Tentative full-day program

Event Schedule / Details

Times presume a 09:00–17:00 schedule. Speaker order and confirmation status may change. The current structure is designed to move from agent-level twins and testbeds toward city-scale twins, physical AI platforms, and deployment questions.

09:00–09:10 Welcome

Opening Remarks and Workshop Goals

Organizers introduce the DT-IV scope, the agent-to-system framing, and the central question of how digital twins can support trustworthy intelligent-vehicle development and transportation operations.

09:10–09:50 Opening keynote

From Test Tracks to City Digital Twins: Validating Automated Vehicles in Naturalistic Environments

Henry X. Liu, University of Michigan / Mcity. Proposed keynote on how open, test-facility twins and remote-access validation environments can reduce the gap between controlled experimentation and real-world deployment.

09:50–10:20 Agent-level session

Mixed Digital Twins for Vehicle-Road-Cloud Integration and Cooperative Control

Jiawei Wang, University of Michigan. Focus on mixed digital twin architectures, cooperative driving validation, and scenario generation workflows that connect physical assets, simulations, and connected infrastructure.

10:20–10:50 Agent-level session

Indoor CAV Testbeds and 3D Twins for Edge and Onboard Vehicle Computing

William He, University of Delaware. Discussion of indoor and scaled-city experimentation, algorithm validation under realistic communication and sensing imperfections, and how 3D twins help move ideas from simulation to testbed deployment.

10:50–11:05 Break

Refreshment Break

Informal networking and transition to visual twin and perception-focused talks.

11:05–11:35 Agent-level session

High-Fidelity Visual Digital Twins for AV Perception and Scenario Generation

Minghan Zhu / Yue Hu, University of Michigan / Mcity. Expected focus on visually rich digital replicas, sensor-realistic simulation, and scenario generation pipelines for perception and closed-loop AV testing.

11:35–12:05 Agent-level session

AI-Empowered Digital Twins for Active Safety in Mixed Traffic

Yang Zhou, Texas A&M University. Session on digital twin-based active safety analysis, high-fidelity traffic environments, and AI-assisted evaluation of interactions among automated and human-driven vehicles.

12:05–12:25 Discussion

Agent-Level Q&A and Mini-Panel

Moderated discussion on data requirements, validation standards, sensor realism, and reproducible design patterns for local and vehicle-level twins.

12:25–13:30 Break

Lunch Break

Open networking period.

13:30–14:00 System-level session

NVIDIA Cosmos for Physical AI and World-Scale Transportation Scenarios

NVIDIA Cosmos Team. Revised title to foreground world foundation models, controllable synthetic data, video evaluation, and post-training workflows relevant to autonomous vehicles and physically grounded simulation.

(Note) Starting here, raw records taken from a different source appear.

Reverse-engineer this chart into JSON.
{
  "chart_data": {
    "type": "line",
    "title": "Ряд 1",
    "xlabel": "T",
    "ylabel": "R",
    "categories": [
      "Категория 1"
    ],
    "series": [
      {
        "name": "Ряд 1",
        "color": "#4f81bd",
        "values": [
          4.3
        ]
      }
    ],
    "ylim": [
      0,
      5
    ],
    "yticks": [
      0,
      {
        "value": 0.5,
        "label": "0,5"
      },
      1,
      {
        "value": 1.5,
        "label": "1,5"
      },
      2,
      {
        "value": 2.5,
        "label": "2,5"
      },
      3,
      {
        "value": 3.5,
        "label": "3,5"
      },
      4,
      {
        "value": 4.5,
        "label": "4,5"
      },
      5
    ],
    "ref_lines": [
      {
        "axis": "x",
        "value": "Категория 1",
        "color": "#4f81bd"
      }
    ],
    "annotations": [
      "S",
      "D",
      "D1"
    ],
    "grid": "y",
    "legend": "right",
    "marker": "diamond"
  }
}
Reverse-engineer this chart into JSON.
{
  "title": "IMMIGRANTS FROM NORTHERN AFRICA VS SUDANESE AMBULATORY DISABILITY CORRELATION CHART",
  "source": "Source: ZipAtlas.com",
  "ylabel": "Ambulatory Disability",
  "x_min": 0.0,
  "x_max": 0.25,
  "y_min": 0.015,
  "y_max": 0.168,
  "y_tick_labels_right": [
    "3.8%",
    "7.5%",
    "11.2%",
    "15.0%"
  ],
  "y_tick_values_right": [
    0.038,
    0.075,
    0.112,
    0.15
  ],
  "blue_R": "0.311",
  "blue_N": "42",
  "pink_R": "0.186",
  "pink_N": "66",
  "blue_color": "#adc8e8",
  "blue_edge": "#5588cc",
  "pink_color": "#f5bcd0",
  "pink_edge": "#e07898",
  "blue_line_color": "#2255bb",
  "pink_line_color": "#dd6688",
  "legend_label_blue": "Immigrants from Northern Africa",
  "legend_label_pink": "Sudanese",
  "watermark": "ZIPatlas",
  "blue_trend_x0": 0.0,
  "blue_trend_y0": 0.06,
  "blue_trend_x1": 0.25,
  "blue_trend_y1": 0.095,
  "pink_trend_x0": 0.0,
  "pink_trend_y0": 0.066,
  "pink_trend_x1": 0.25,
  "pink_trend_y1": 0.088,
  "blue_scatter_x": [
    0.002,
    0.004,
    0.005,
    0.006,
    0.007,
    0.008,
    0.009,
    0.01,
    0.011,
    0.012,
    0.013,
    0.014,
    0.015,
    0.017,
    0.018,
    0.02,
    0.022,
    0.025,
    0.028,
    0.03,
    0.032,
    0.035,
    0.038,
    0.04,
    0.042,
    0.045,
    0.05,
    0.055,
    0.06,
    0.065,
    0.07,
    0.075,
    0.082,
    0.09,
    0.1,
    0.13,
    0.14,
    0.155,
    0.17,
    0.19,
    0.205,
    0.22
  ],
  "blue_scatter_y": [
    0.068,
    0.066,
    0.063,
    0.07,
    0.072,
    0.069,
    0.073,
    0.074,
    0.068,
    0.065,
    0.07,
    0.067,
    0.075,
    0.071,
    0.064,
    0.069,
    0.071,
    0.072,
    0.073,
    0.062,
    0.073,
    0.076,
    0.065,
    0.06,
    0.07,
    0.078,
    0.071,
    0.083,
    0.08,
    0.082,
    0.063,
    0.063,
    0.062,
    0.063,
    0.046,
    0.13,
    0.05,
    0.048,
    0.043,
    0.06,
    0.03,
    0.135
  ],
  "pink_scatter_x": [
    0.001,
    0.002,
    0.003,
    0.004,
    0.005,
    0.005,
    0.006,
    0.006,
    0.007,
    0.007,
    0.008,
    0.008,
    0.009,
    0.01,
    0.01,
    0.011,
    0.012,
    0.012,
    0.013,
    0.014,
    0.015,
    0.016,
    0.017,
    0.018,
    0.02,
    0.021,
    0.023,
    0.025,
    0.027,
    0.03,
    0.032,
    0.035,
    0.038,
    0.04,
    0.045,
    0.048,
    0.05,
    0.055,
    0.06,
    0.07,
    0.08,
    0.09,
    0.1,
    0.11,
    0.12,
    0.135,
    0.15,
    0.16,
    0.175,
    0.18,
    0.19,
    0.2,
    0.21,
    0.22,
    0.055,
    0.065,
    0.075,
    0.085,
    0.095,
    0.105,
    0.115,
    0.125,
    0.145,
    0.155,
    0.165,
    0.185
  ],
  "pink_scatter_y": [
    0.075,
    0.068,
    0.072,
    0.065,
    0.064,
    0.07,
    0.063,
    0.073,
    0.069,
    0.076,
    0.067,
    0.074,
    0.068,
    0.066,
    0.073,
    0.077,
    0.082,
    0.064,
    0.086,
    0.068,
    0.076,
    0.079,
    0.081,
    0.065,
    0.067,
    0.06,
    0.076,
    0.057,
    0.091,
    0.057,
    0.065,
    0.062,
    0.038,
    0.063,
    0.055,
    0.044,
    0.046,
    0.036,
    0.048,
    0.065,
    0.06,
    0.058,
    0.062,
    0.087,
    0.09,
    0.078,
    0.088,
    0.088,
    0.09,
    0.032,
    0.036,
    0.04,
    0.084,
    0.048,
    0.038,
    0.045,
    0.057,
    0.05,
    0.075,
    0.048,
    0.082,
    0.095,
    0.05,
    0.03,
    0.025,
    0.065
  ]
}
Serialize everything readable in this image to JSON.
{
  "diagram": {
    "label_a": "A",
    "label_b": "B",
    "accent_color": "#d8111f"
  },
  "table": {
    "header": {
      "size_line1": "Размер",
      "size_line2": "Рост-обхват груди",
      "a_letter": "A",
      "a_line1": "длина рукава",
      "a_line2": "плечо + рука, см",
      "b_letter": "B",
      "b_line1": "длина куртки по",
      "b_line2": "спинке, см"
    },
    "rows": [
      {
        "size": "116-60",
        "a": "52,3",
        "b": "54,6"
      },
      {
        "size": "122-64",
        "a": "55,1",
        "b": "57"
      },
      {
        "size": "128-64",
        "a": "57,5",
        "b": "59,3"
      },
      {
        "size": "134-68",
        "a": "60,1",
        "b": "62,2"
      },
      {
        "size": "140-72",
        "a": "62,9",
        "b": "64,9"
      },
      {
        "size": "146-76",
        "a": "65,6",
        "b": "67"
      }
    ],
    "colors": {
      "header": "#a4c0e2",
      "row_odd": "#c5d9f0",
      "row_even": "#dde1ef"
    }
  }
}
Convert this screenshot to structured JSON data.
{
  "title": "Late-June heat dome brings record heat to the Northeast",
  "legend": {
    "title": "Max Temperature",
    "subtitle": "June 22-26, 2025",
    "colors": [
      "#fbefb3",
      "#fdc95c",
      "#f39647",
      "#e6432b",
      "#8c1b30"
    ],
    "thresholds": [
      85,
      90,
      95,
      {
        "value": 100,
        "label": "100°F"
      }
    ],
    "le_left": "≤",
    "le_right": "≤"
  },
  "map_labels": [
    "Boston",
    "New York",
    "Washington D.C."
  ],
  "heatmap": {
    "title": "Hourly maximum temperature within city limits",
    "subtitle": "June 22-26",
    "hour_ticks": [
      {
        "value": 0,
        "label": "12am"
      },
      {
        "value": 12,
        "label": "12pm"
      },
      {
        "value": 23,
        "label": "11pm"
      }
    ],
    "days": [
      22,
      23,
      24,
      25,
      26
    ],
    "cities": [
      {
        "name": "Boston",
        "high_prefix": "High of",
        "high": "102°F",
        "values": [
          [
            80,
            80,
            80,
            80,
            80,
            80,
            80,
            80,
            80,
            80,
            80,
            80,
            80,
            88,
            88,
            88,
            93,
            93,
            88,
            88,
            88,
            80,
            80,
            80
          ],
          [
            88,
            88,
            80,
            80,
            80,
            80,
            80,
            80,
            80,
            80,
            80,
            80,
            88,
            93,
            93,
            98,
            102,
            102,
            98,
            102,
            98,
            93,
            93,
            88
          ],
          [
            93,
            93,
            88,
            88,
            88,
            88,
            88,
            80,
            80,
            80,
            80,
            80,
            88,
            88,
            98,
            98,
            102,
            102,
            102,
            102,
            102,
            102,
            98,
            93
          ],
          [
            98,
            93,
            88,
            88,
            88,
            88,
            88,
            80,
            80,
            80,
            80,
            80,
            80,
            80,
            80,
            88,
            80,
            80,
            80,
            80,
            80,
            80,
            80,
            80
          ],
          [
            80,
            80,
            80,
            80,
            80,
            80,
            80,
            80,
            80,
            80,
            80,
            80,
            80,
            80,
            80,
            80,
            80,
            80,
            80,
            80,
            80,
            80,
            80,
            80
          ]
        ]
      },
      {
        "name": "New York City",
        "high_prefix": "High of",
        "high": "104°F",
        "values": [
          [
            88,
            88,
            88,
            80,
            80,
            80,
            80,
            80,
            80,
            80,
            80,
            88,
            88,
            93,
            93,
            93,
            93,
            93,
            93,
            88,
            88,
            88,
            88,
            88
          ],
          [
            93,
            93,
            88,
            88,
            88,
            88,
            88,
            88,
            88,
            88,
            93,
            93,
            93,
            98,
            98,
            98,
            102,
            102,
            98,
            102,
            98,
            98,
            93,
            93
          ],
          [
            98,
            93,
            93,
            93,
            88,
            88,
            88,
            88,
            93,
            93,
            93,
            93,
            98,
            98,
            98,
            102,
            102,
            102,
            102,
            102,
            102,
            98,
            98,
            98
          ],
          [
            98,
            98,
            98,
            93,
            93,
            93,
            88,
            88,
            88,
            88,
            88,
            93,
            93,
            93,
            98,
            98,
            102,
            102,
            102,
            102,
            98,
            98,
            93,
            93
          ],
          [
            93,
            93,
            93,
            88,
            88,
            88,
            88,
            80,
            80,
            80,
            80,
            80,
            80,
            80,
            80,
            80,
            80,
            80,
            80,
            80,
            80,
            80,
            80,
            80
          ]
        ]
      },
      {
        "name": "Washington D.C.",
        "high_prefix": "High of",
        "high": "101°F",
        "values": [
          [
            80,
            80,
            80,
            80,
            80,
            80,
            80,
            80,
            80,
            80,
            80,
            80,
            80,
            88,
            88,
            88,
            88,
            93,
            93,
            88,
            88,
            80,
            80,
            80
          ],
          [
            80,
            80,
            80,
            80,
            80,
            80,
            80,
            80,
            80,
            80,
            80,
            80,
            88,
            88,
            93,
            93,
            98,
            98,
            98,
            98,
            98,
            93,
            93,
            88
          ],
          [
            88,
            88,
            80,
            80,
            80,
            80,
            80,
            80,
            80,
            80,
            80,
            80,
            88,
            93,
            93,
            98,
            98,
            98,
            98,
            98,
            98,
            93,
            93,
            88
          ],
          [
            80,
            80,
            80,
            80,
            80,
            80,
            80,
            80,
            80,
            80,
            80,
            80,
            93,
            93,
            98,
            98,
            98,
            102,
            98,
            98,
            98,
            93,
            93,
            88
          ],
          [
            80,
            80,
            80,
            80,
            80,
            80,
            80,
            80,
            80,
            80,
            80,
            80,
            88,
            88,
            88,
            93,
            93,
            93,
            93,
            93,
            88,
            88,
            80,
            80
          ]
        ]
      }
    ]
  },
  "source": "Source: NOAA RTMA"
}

14:00–14:30 System-level session

Driver Risk-Aware Urban Mobility Twins: From Trajectories to City-Scale Analytics

Zilin Bian, Rochester Institute of Technology. Session focused on urban digital twins that combine traffic sensing, mobility analytics, and safety risk prediction to support proactive operations and planning.

14:30–14:50 Discussion

System-Level Q&A I

Discussion on how system-scale twins ingest data from agent-level models, sensors, and testbeds, and how they support monitoring, control, and scenario-based policy analysis.

14:50–15:05 Break

Refreshment Break

Transition to the final system-level talks and closing discussion.

15:05–15:35 System-level session

RealTwin: Scenario-Driven Digital Twins for AV Safety and Operations

ORNL RealTwin Team, Oak Ridge National Laboratory. Focus on scenario libraries, digital twin city construction, hardware-linked evaluation, and integrated virtual-physical testing environments for intelligent mobility research.

15:35–16:05 System-level session

AI-Driven City and Infrastructure Twins for Planning and Resilience

Tianming Liu, University of Michigan. Session centered on AI-enabled modeling of urban systems and infrastructure, with emphasis on scalable planning support, intelligent urban analysis, and the broader city-scale twin agenda.

16:05–16:25 Closing discussion

System-Level Q&A II

Moderated closing discussion on standards, data governance, interoperability, and how agent-level and system-level twins can be coupled into a more robust research and deployment roadmap.

Industry interest listed in the proposal includes NVIDIA, Autoware, and Wayve. Final invitations, titles, and speaker ordering can be updated as the workshop lineup evolves.